Sun yeon delici bakışlarla kendilerini izlerken zorlada olsa gülümsemeye çalıştı.

Bu kadının ağzına laf vereceğine ölmeyi tercih ederdi. Hesap sorma işini erteleyebilirdi.

“İyiyim sevgilim merak etme.”

Poyraz ikna olmamış gibi genç kızı bir çırpıda kucaklamıştı.

“Böyle olmaz hastaneye gidiyoruz kıytırık bir kliniğin sargısıyla olmaz.”

“Kurşun sadece sıyırdı hayatım gerçekten iyiyim.”

Genç adam art arda gelen güzel hitap cümleleriyle istemsizce dudaklarını yukarı kıvırdı. Ancak az önce öğrendiği acı gerçekleri hatırlayınca tekrar ifadesizleşti.

“Bir şey mi oldu?”

Poyrazdaki değişikliği farketmemek için aptal olmak lazımdı.

“Eve dönmemiz gerekiyor iyi olduğuna emin misin?”

“İyiyimde neden dönüyoruz?”

“Bir orospu çocuğundan hesap soracağız.”

“Anlamıyorum...”

“Daha fazla soru sorma Nare.”

Nare kaşlarını çatarken poyraz kendisini yere indirmişti.

“En azından eşyalarımı toplasaydım.”

“Onlar çoktan arabaya yüklendi merak etme.”

Sormak istediği milyon tane soru içinde kalırken sessizce adamın tüm sinirine rağmen kendisini nazikçe çekiştirmesine izin verdi.

Dönüş, gidişe göre daha kısa sürerken akşam olmadan eve varmışlardı.
Yol boyunca doğru düzgün konuşmamış ve sadece ihtiyaç molası vermişlerdi.

Arabadaki tek ses olan radyo hızla kapanırken Poyraz koşturarak eve girdi.
Nare ise korkuyla sevgilisine yetişirken sargısından taşan bir kaç damla kanla yüzünü buruşturdu.
Şimdi hiç sırası değildi.

“Neredesin lan şerefsiz!”

“N-neler oluyor Poyraz?”

“Marco denen iti arıyorum!”

“Sakin ol belli ki Derenle dışarıdalar.”

Nare poyrazi ilk defa bu kadar sinirli görüyordu korkudan ne yapacağını bilemezken Poyraz bir kaç korumaların yakasına yapıştı.

“Nerede lan onlar?!”

“Evde değiller mi abi?”

“Bana mı soruyorsunuz lan?! Her yere bakın Marco denen herifi karşıma getirin yoksa cezanızı kendi ellerimle keserim!”

“Dur artık!
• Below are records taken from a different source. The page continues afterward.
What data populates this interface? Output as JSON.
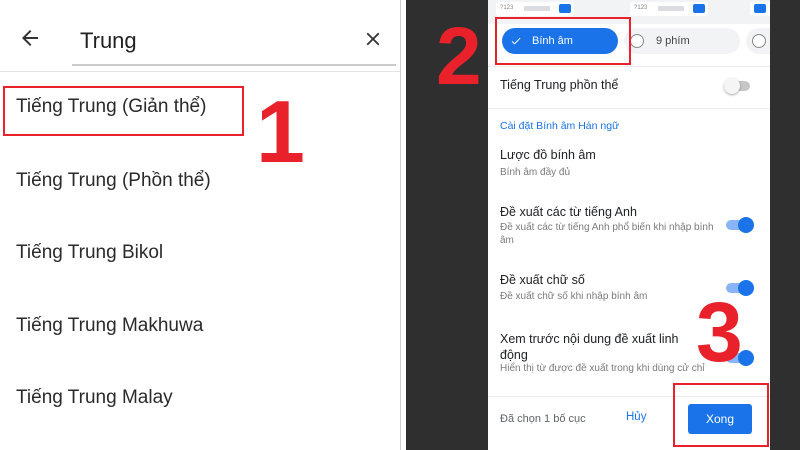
{
  "search": {
    "query": "Trung"
  },
  "languages": [
    "Tiếng Trung (Giản thể)",
    "Tiếng Trung (Phồn thể)",
    "Tiếng Trung Bikol",
    "Tiếng Trung Makhuwa",
    "Tiếng Trung Malay"
  ],
  "steps": [
    "1",
    "2",
    "3"
  ],
  "keyboard_previews": {
    "thumb_text": "?123",
    "bar_text": "拼音"
  },
  "layouts": {
    "selected": "Bính âm",
    "option": "9 phím"
  },
  "settings": {
    "traditional": {
      "title": "Tiếng Trung phồn thể",
      "enabled": false
    },
    "section_title": "Cài đặt Bính âm Hán ngữ",
    "scheme": {
      "title": "Lược đồ bính âm",
      "subtitle": "Bính âm đầy đủ"
    },
    "english_suggest": {
      "title": "Đề xuất các từ tiếng Anh",
      "subtitle": "Đề xuất các từ tiếng Anh phổ biến khi nhập bính âm",
      "enabled": true
    },
    "digit_suggest": {
      "title": "Đề xuất chữ số",
      "subtitle": "Đề xuất chữ số khi nhập bính âm",
      "enabled": true
    },
    "preview_suggest": {
      "title": "Xem trước nội dung đề xuất linh động",
      "subtitle": "Hiển thị từ được đề xuất trong khi dùng cử chỉ",
      "enabled": true
    }
  },
  "footer": {
    "selected_count": "Đã chọn 1 bố cục",
    "cancel": "Hủy",
    "done": "Xong"
  },
  "colors": {
    "accent": "#1a73e8",
    "highlight": "#e8212b"
  }
}
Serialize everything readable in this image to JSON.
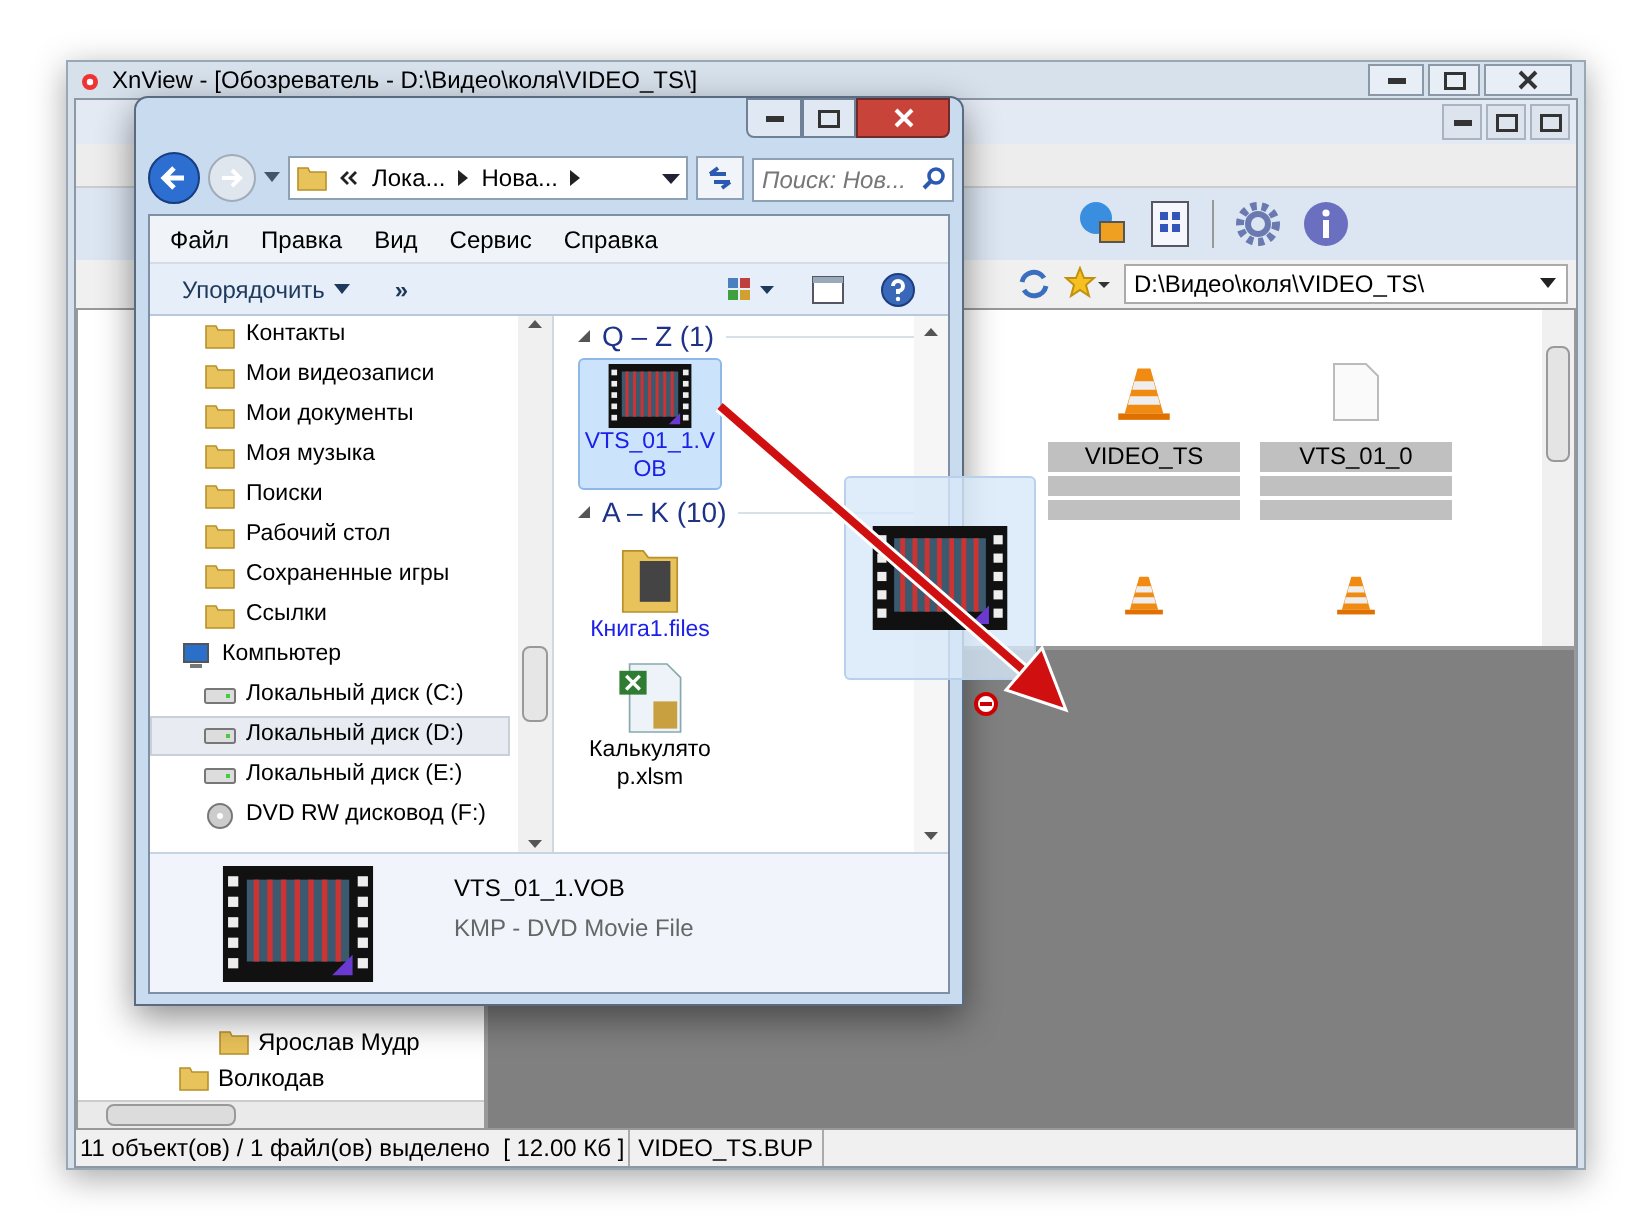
{
  "xnview": {
    "title": "XnView - [Обозреватель - D:\\Видео\\коля\\VIDEO_TS\\]",
    "address": "D:\\Видео\\коля\\VIDEO_TS\\",
    "tree": [
      {
        "children": [
          {
            "label": "Ярослав Мудр"
          }
        ]
      },
      {
        "label": "Волкодав"
      }
    ],
    "thumbnails": [
      {
        "name": "VIDEO_TS",
        "kind": "cone"
      },
      {
        "name": "VTS_01_0",
        "kind": "file"
      },
      {
        "kind": "cone"
      },
      {
        "kind": "cone"
      }
    ],
    "status_bar": [
      "11 объект(ов) / 1 файл(ов) выделено  [ 12.00 Кб ]",
      "VIDEO_TS.BUP"
    ]
  },
  "explorer": {
    "breadcrumb": [
      "Лока...",
      "Нова..."
    ],
    "search": {
      "placeholder": "Поиск: Нов..."
    },
    "menu": [
      "Файл",
      "Правка",
      "Вид",
      "Сервис",
      "Справка"
    ],
    "organize": "Упорядочить",
    "more": "»",
    "nav": [
      {
        "children": [
          {
            "label": "Контакты",
            "kind": "folder",
            "selected": false
          },
          {
            "label": "Мои видеозаписи",
            "kind": "folder",
            "selected": false
          },
          {
            "label": "Мои документы",
            "kind": "folder",
            "selected": false
          },
          {
            "label": "Моя музыка",
            "kind": "folder",
            "selected": false
          },
          {
            "label": "Поиски",
            "kind": "folder",
            "selected": false
          },
          {
            "label": "Рабочий стол",
            "kind": "folder",
            "selected": false
          },
          {
            "label": "Сохраненные игры",
            "kind": "folder",
            "selected": false
          },
          {
            "label": "Ссылки",
            "kind": "folder",
            "selected": false
          }
        ]
      },
      {
        "label": "Компьютер",
        "kind": "computer",
        "selected": false,
        "children": [
          {
            "label": "Локальный диск (C:)",
            "kind": "drive",
            "selected": false
          },
          {
            "label": "Локальный диск (D:)",
            "kind": "drive",
            "selected": true
          },
          {
            "label": "Локальный диск (E:)",
            "kind": "drive",
            "selected": false
          },
          {
            "label": "DVD RW дисковод (F:)",
            "kind": "dvd",
            "selected": false
          }
        ]
      }
    ],
    "groups": [
      {
        "header": "Q – Z (1)",
        "items": [
          {
            "name": "VTS_01_1.VOB",
            "kind": "video",
            "selected": true,
            "compressed": true
          }
        ]
      },
      {
        "header": "A – K (10)",
        "items": [
          {
            "name": "Книга1.files",
            "kind": "folder",
            "selected": false,
            "compressed": true
          },
          {
            "name": "Калькулятор.xlsm",
            "kind": "excel",
            "selected": false,
            "compressed": false
          }
        ]
      }
    ],
    "details": {
      "name": "VTS_01_1.VOB",
      "type": "KMP - DVD Movie File"
    }
  }
}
Onların bir suçu yok, bütün gün orada dikiliyorlar giren çıkan olsa görürlerdi!”

“Polyanacı tavrını daha sonraya sakla olur mu Nare, şimdi hiç sırası değil.”

“O zaman olanları banada anlat! Marco seni bu kadar kızdıracak ne yapmış olabilir?! Şu haline bak seni tanıyamıyorum...”

“Benim için bir şey yapmak istiyorsan Dereni ara. Daha sonra olanları anlatırım.”